The next biggest issue I see is that in quite a number of places, we
specify that a random value (or nonce) should be used.  Sometimes we
specify a length, sometimes not, but we do a bad job of justifying
what a reasonable length is, or what level of randomness/entropic
quality is necessary.  (E.g., how long should the client and server
nonces that are used to generate K0 be?  Why are 20 octets enough for
the RX challenge/response?) I will do more research on this front, but
references and comments are welcome.

This isn't my area, so I don't have anything concrete, but using about
UUID-sized nonces seems pretty common. Whether that is using UUIDs or
not, or securely or not, I haven't seen anything criticizing the length
specifically.
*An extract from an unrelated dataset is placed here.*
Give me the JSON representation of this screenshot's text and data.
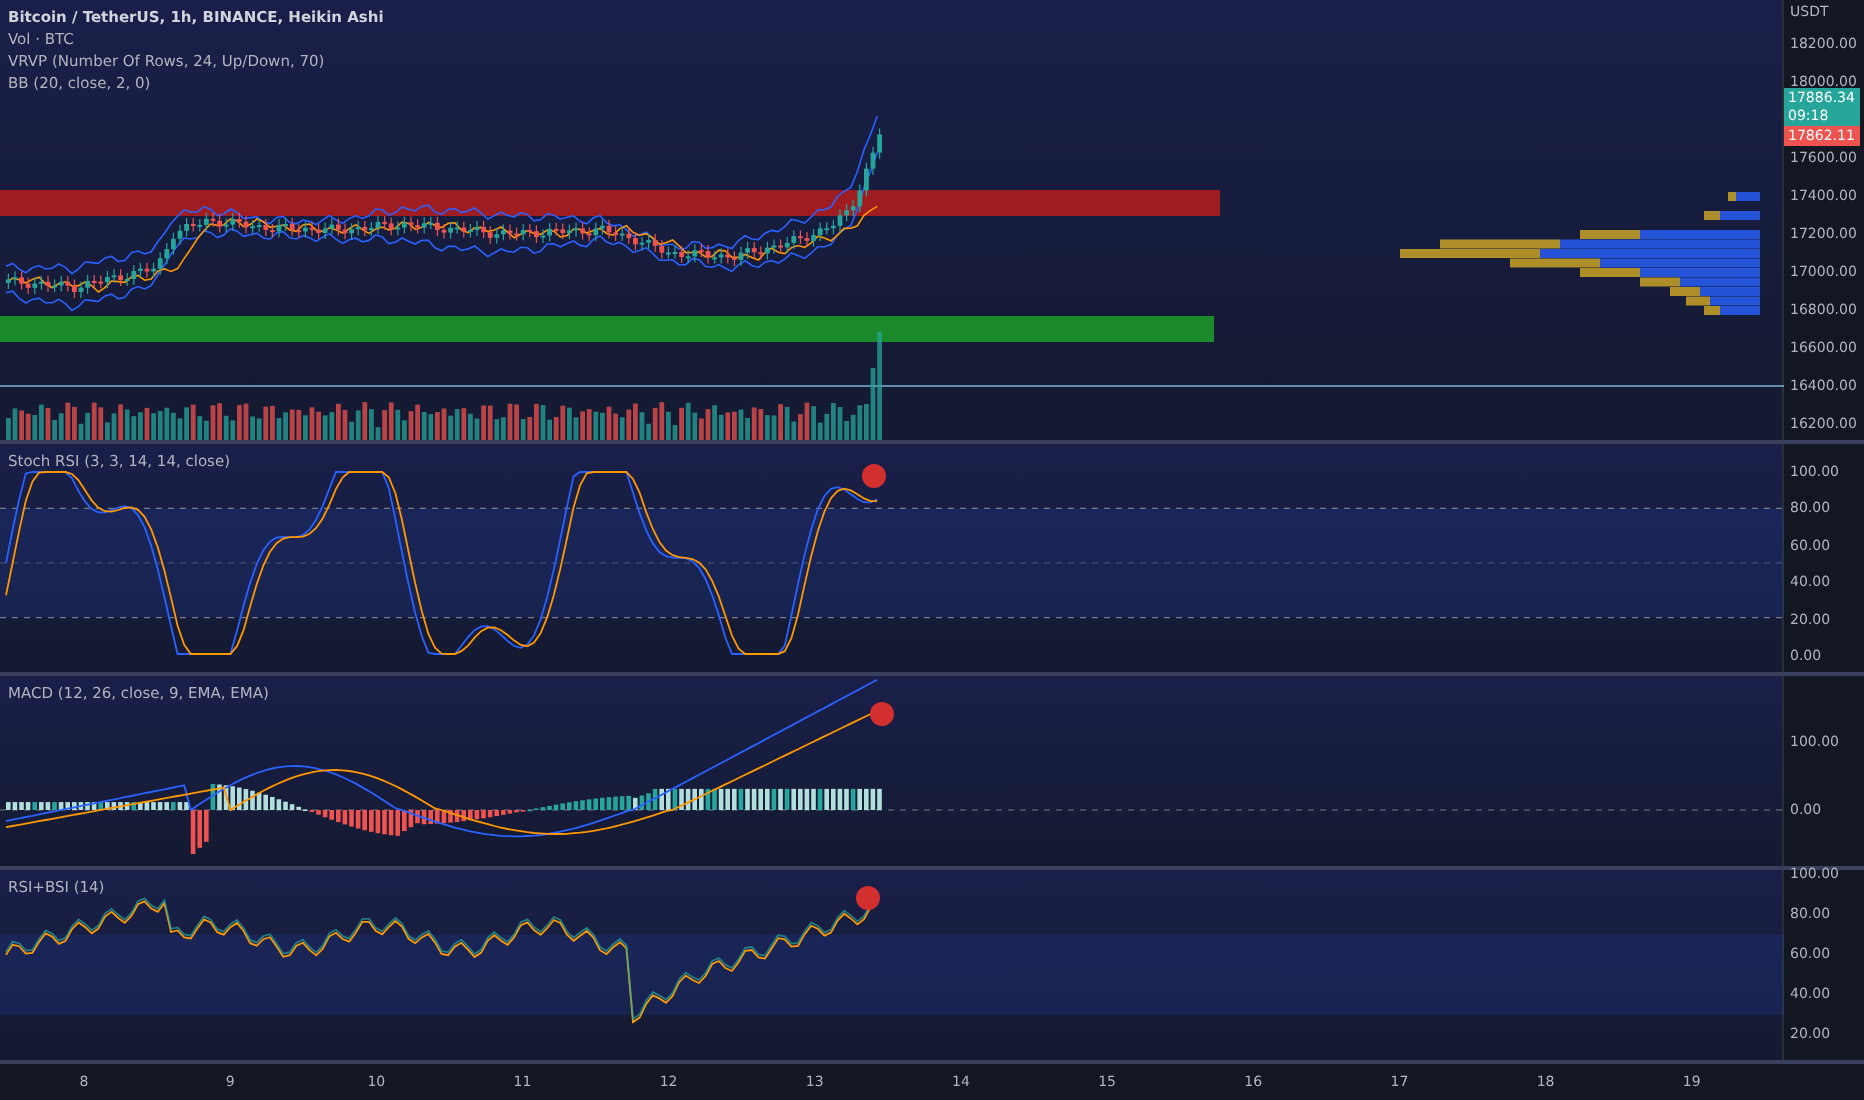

I don't see anything formally giving recommendations in
this area, but rfc 2617 gives an example with a 17-byte nonce, though
that was over 10 years ago. 20 bytes doesn't seem out of place.

Some justification/guidance would be good, though, yes.

I added some SHOULD statements about the client/server nonce sizes for key negotiation, as well as a security considerations section with some reasoning behind those recommendations.

(3) Do we want to give upper bounds on the length of various opaques?
(Are there security considerations to allowing these objects to grow
to large sizes?)

It can be a DoS depending on where in the protocol the opaque is (or at
least makes such an attack easier).  Implementations can of course
refuse huge payloads given to them, but with the current xdr decoder you
would have to allocate space for the whole blob before you can look at
it. That could be improved, but it helps to have a definite agreed-on
upper bound, to ensure an implementation always bails out early before
it tries to read and allocate e.g. gigabytes or terabytes of data. I
think we should provide upper limits on these even if they're fairly
large, especially if they're for an unauthenticated context.

I went through and put limits on most things (chosen arbitrarily). Most notably is the absence of a limit on the RXGK_Data typedef -- since it will be easiest to make this be OpenAFS's rx_opaque type in practice, a limit for RXGK_Data should probably be coordinated with a limit there.

Of course, RXGK_Data is used all over the place to pass around tokens, encrypted blobs, and such, so it really should have a limit in some form.